D-Wave’s new quantum AI toolkit enables developers to seamlessly integrate quantum computers into modern ML architectures
D-Wave has released a collection of offerings to help developers explore and advance quantum artificial intelligence (AI) and machine learning (ML) innovation, including an open-source quantum AI toolkit and a demo. Available now for download, the quantum AI toolkit enables developers to seamlessly integrate quantum computers into modern ML architectures. Developers can leverage this toolkit to experiment with using D-Wave™ quantum processors to generate simple images. By releasing this new set of tools, D-Wave aims to help organizations accelerate the use of annealing quantum computers in a growing set of AI applications.

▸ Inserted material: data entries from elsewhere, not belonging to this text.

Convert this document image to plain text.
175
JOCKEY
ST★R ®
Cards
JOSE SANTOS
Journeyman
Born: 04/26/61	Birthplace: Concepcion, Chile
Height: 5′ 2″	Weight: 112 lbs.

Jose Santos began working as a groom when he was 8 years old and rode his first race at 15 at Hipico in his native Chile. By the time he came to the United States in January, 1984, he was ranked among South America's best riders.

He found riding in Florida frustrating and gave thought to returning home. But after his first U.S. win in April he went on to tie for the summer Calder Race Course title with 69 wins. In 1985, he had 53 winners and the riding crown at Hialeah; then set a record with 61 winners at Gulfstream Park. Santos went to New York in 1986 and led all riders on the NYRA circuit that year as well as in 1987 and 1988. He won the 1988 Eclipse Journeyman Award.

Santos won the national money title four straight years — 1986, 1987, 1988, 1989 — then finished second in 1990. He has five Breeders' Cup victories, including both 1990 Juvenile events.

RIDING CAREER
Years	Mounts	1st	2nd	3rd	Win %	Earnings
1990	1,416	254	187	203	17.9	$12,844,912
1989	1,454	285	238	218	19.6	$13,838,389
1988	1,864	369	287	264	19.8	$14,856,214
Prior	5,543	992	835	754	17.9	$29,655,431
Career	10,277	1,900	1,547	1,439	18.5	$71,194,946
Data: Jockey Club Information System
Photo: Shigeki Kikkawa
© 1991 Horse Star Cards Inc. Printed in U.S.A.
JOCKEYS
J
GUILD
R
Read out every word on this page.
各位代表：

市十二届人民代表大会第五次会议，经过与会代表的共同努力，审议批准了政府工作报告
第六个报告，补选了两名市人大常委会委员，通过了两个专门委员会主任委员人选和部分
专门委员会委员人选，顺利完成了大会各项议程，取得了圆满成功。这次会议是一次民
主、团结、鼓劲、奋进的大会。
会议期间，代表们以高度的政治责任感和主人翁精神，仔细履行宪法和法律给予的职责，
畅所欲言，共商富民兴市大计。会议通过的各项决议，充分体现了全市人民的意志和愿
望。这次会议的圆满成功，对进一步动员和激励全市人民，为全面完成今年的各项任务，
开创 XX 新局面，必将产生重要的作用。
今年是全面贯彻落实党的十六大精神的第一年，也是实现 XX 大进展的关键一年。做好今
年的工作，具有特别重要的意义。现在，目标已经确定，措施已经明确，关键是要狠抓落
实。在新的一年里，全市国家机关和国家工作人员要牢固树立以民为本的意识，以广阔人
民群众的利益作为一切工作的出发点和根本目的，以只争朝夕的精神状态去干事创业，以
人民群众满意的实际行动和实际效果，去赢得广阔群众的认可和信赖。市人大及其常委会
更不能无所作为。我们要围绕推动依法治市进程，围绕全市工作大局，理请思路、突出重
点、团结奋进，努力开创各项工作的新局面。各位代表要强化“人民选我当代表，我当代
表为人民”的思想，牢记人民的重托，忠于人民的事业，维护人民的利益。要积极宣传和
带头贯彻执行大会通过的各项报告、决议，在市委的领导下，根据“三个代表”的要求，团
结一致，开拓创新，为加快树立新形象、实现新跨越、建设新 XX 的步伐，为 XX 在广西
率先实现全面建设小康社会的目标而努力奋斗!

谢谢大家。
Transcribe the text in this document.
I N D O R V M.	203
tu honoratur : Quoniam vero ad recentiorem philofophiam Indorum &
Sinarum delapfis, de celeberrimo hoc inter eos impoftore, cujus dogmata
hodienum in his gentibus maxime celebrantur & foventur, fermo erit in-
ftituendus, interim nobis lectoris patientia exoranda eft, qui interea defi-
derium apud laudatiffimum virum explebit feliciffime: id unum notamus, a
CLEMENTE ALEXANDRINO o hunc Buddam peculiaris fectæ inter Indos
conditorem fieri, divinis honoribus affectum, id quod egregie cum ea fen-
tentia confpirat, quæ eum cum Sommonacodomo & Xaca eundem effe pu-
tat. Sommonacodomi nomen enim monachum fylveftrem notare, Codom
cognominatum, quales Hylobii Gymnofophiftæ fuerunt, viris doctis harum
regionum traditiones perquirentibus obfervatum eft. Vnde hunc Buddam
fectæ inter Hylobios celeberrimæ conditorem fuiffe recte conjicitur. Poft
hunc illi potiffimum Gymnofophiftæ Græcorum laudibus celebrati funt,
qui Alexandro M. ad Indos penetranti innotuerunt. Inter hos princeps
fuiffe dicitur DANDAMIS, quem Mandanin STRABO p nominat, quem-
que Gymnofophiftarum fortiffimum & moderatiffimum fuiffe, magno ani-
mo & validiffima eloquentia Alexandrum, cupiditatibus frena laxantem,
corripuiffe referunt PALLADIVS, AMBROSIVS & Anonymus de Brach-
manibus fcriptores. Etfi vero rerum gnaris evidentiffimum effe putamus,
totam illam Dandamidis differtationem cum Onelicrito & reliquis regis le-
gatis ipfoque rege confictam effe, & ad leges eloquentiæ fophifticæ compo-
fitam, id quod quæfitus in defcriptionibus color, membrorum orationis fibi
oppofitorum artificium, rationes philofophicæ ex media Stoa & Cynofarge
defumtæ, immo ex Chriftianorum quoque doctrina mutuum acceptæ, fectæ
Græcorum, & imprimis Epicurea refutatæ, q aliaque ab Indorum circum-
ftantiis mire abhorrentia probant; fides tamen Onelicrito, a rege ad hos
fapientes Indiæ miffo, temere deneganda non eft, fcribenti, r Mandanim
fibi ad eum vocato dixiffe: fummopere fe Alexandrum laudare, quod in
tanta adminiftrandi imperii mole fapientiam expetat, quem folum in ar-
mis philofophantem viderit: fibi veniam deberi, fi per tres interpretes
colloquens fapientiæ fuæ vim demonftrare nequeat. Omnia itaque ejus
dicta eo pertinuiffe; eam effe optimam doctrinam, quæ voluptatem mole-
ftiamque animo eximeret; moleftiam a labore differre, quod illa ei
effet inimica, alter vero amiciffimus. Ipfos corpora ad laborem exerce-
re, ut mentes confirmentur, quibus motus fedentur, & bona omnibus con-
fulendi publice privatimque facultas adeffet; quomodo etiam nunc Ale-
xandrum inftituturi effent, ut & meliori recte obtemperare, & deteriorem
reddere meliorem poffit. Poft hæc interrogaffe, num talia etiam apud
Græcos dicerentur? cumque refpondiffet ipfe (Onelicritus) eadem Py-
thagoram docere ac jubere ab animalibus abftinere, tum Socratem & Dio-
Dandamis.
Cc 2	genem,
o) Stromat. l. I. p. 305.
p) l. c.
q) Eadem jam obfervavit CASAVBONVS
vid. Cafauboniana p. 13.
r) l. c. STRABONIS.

The quantum AI toolkit, part of D-Wave’s Ocean™ software suite, provides direct integration between D-Wave’s quantum computers and PyTorch, a production-grade ML framework widely used to build and train deep learning models. The toolkit includes a PyTorch neural network module for using a quantum computer to build and train ML models known as a restricted Boltzmann machine (RBM). By integrating with PyTorch, D-Wave’s new toolkit aims to make it easy for developers to experiment with quantum computing to address computational challenges in training AI models. “With this new toolkit and demo, D-Wave is enabling developers to build architectures that integrate our annealing quantum processors into a growing set of ML models,” said Dr. Trevor Lanting, chief development officer at D-Wave.